High Cholesterol Linked to Alzheimer's
Study Shows High Total Cholesterol in Midlife Could Raise Risk for Alzheimer's Disease
WebMD News Archive
Good for Heart, Good for Brain continued...
Lead author Alina Solomon, MD, of the University of Kuopio tells WebMD that the study adds to the growing evidence that controlling heart disease risk factors like cholesterol, blood pressure, diabetes, and weight in midlife can protect the brain in old age.
"Keeping your weight down, eating right, and getting regular exercise can keep your heart healthy as you age, and it may also keep your brain sharp," she says.
Alzheimer's Association Chief Medical and Scientific Officer William H. Thies, PhD, agrees that it is increasingly clear that lifestyle influences risk, even among people who have a genetic predisposition for developing late-life dementias.

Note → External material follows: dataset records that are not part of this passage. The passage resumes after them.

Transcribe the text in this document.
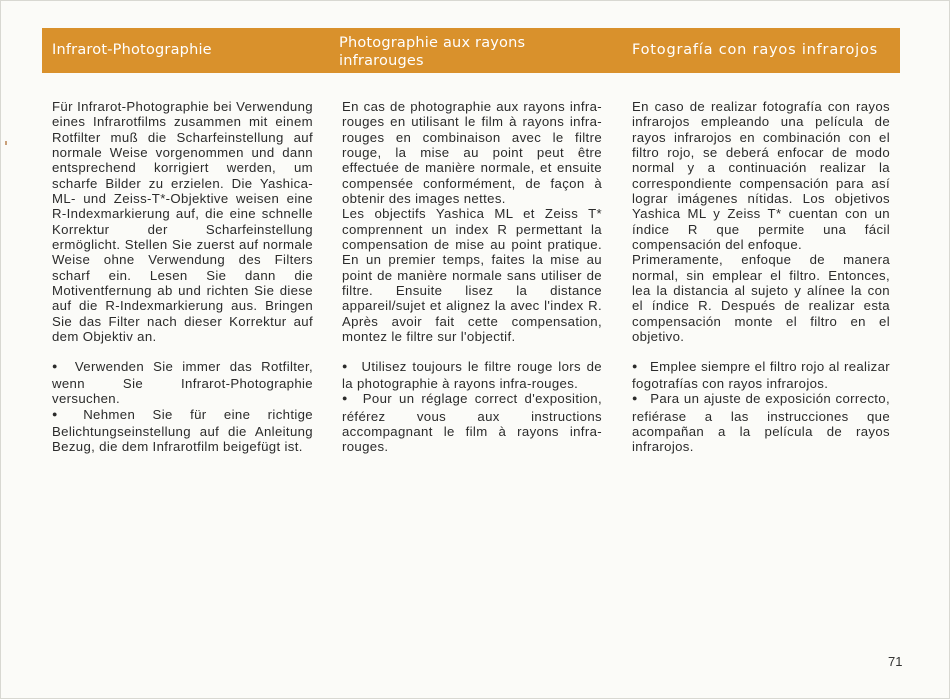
Infrarot-Photographie	Photographie aux rayons
infrarouges
Fotografía con rayos infrarojos

Für Infrarot-Photographie bei Verwendung eines Infrarotfilms zusammen mit einem Rotfilter muß die Scharfeinstellung auf normale Weise vorgenommen und dann entsprechend korrigiert werden, um scharfe Bilder zu erzielen. Die Yashica-ML- und Zeiss-T*-Objektive weisen eine R-Indexmarkierung auf, die eine schnelle Korrektur der Scharfeinstellung ermöglicht. Stellen Sie zuerst auf normale Weise ohne Verwendung des Filters scharf ein. Lesen Sie dann die Motiventfernung ab und richten Sie diese auf die R-Indexmarkierung aus. Bringen Sie das Filter nach dieser Korrektur auf dem Objektiv an.

● Verwenden Sie immer das Rotfilter, wenn Sie Infrarot-Photographie versuchen.

● Nehmen Sie für eine richtige Belichtungseinstellung auf die Anleitung Bezug, die dem Infrarotfilm beigefügt ist.

En cas de photographie aux rayons infra-rouges en utilisant le film à rayons infra-rouges en combinaison avec le filtre rouge, la mise au point peut être effectuée de manière normale, et ensuite compensée conformément, de façon à obtenir des images nettes.

Les objectifs Yashica ML et Zeiss T* comprennent un index R permettant la compensation de mise au point pratique. En un premier temps, faites la mise au point de manière normale sans utiliser de filtre. Ensuite lisez la distance appareil/sujet et alignez la avec l'index R. Après avoir fait cette compensation, montez le filtre sur l'objectif.

● Utilisez toujours le filtre rouge lors de la photographie à rayons infra-rouges.

● Pour un réglage correct d'exposition, référez vous aux instructions accompagnant le film à rayons infra-rouges.

En caso de realizar fotografía con rayos infrarojos empleando una película de rayos infrarojos en combinación con el filtro rojo, se deberá enfocar de modo normal y a continuación realizar la correspondiente compensación para así lograr imágenes nítidas. Los objetivos Yashica ML y Zeiss T* cuentan con un índice R que permite una fácil compensación del enfoque.

Primeramente, enfoque de manera normal, sin emplear el filtro. Entonces, lea la distancia al sujeto y alínee la con el índice R. Después de realizar esta compensación monte el filtro en el objetivo.

● Emplee siempre el filtro rojo al realizar fogotrafías con rayos infrarojos.

● Para un ajuste de exposición correcto, refiérase a las instrucciones que acompañan a la película de rayos infrarojos.

71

"We can't really say how much of risk is lifestyle and how much is genetic," he says. "We know that most patients with Alzheimer's also have vascular disease and that the risk factors for vascular disease are modifiable with lifestyle."
Making Changes to Lower Risk
Computer specialist James Pitman, 44, has gotten the message and is making lifestyle changes to bring his high cholesterol down in hopes of reducing his risk for heart disease, diabetes, and dementia later in life.
The Oakland, Calif., resident, who has a family history of diabetes and Alzheimer's disease, has lowered his total cholesterol from 280 to 260 by eating better and revamping his exercise routine. He tells WebMD that he hopes to lower his numbers more by making additional changes.
"I didn't exactly win the genetic lottery, so I will probably have to go on drugs eventually to lower my cholesterol," he says. "But I am going to do all I can with diet and exercise."